The biggest danger is simply the Illusion of Success. If you have a few days (or a few weeks) of viral growth, it can hide poor retention. It can make you feel like you have product/market fit, simply because the top-level numbers look like they’re going up. But as I argue mathematically above, eventually they will peak and come down, if retention isn’t there.
The growth treadmill
Real products can’t just spike and go away. Instead, they need to grow an active customer base, start doubling and tripling in growth, and continue year over year. I’ve written previously about the framework of T2D3 — triple, triple, double, double, double — the rate of growth needed to go from $1-2M in revenue to a scale where you could exit — and upon a big launch a real product has to follow that.
It gets very hard when you churn nearly all your users each year. Here’s a thought experiment — let’s say you have ~100% churn annually — to triple your overall active users, you must then triple your customer acquisition. This means you have to triple your ad spend, or triple the number of influencers you’re working with, or whatever. It’s very hard to triple SEO, or word-of-mouth, etc. Even if you can do that, imagine the next year — now you have to be 6-9x growth in acquisition, because you are replacing everyone who’s burned off in addition to hitting the new growth number. It’s very hard.
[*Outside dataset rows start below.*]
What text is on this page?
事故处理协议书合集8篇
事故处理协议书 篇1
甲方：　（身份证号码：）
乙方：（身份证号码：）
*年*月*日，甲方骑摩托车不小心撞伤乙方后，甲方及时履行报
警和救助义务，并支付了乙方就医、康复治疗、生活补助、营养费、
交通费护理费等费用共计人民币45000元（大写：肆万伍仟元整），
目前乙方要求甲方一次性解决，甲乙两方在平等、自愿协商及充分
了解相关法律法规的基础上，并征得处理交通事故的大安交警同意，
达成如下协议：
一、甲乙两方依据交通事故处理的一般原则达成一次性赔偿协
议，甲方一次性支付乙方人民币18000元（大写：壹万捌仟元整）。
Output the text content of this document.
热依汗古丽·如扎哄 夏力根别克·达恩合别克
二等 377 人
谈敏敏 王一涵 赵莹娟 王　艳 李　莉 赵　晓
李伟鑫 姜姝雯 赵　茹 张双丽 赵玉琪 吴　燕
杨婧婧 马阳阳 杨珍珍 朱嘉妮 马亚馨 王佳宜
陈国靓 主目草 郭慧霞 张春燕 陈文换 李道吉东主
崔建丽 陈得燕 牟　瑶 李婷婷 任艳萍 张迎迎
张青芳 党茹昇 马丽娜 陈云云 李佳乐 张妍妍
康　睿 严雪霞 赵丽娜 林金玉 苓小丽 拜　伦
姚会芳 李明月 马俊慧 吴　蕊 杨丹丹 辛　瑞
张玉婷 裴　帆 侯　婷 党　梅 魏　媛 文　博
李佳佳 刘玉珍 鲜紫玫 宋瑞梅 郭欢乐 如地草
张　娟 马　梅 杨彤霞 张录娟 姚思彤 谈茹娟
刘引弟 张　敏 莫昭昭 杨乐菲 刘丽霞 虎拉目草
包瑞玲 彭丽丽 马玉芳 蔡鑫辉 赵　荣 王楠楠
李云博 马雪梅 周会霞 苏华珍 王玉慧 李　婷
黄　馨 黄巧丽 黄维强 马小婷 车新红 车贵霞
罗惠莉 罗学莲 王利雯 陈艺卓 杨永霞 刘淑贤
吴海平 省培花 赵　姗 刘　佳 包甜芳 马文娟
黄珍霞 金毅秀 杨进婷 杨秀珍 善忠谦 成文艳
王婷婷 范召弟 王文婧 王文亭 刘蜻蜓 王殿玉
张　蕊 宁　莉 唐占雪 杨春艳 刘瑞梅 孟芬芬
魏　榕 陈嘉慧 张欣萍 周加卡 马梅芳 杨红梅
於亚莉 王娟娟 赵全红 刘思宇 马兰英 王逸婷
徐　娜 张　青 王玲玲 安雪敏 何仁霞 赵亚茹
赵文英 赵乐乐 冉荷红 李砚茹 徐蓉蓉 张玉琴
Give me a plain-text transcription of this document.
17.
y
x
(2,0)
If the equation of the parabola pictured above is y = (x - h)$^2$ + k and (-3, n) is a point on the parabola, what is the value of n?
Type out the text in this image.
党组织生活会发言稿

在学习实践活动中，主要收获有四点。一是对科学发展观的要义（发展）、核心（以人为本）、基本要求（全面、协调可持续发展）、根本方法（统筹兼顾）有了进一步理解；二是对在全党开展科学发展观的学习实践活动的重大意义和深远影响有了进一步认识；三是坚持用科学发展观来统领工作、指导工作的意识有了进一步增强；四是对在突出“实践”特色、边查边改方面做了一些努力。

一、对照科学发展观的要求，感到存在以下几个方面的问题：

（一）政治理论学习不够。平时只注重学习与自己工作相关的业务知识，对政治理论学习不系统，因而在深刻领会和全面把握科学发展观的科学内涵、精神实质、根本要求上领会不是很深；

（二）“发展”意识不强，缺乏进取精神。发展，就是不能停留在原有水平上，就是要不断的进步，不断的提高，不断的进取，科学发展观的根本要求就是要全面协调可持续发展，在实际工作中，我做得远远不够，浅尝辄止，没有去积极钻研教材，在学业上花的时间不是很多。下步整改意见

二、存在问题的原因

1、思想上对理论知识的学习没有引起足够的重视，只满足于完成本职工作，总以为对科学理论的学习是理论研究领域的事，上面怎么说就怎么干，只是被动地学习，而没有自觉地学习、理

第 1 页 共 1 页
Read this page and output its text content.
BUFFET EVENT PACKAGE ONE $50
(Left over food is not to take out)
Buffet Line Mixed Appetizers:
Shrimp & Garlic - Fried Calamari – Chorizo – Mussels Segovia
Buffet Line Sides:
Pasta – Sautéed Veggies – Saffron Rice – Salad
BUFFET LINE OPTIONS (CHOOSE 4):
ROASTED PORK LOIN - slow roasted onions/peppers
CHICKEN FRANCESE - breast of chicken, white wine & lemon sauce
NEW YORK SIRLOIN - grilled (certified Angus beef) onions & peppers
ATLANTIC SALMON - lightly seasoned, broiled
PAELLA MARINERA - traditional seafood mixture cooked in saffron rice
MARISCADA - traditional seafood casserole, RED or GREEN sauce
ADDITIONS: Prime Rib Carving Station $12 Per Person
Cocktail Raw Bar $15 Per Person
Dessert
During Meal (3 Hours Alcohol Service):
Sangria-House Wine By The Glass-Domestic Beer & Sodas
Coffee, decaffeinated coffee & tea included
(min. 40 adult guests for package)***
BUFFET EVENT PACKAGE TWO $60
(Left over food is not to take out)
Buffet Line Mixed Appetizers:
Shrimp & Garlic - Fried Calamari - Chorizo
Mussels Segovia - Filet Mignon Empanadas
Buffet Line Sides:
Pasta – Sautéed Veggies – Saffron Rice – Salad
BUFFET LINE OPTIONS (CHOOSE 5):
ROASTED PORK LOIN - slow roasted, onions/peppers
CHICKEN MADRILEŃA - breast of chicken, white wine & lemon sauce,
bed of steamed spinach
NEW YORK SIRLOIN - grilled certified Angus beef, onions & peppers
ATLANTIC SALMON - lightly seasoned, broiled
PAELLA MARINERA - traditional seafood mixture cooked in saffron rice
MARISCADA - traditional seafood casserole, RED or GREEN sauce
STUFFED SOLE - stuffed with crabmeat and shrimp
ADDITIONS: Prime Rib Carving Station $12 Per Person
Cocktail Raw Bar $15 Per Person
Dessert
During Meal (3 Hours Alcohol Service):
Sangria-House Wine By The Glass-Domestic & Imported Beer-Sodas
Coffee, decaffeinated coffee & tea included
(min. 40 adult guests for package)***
Products simply need to have great retention in order to make the T2D3 framework happen. If you retain nearly all your customers (and the best products do!) then you can double simply by acquiring the same number of users in one year as the next. And then you have a slower ramp after that. Much easier.
So what?
You might read this and ultimately think it a diatribe against AI products with poor retention. And in a way, it is. But of course all the founders should ride the novelty effect if it creates free users. After all, we’re at the beginning of a new tech S-curve (AI) and the close of an older one (mobile) and of course we should all take advantage, but also go in eyes wide open on the growth strategy and what it entails. Thus, a few conclusions from this timing in the market:
Figure out what’s sticky (and who’s sticky). The products who are utilizing the novelty effect well have figured out that they have a particular segment of paying customer is actually sticky. So even if top-of-funnel comes in and out, they can build on this base of high(er) retention subscriber
The novelty window is closing. Not that long ago, we were wowed by AI-generated photos. Now that content isn’t getting much mimetic love, and only highly sophisticated genAI videos will do. Eventually those will get boring too, as we perfect the technology. Not that long from now, consumers will mostly ignore new AI tech, and companies will have to actually market their products, not just ride viral waves on social media
Learn what’s worked before. Maybe I’m old fashioned, but if there’s a new gen AI product that’s useful in work/productivity settings, likely what will cause it to spread within a company are network effects-driven. Collaboration features, ways to invite your team, integration into existing workflows, etc. Right now the many of the AI products are headed by highly technical teams that aren’t building these kinds of feature set, but within 2-3 years these will be the major drives. The AI tech will be the cherry on top
Embrace meme culture. If meme apps are going to be a thing, it’s also natural to think about what it means to build thousands or millions of these fun apps that capture the zeitgeist. In a way, that’s the difference between Roblox and a gaming company, or YouTube and a traditional streaming service. Perhaps we’ll see many of these tools turn more into platforms, as we’ve seen face filters do.
Speed thrills but churn kills.
"We must reimagine what can meme, unburdened by what has memed." - Kamala Harris, probably.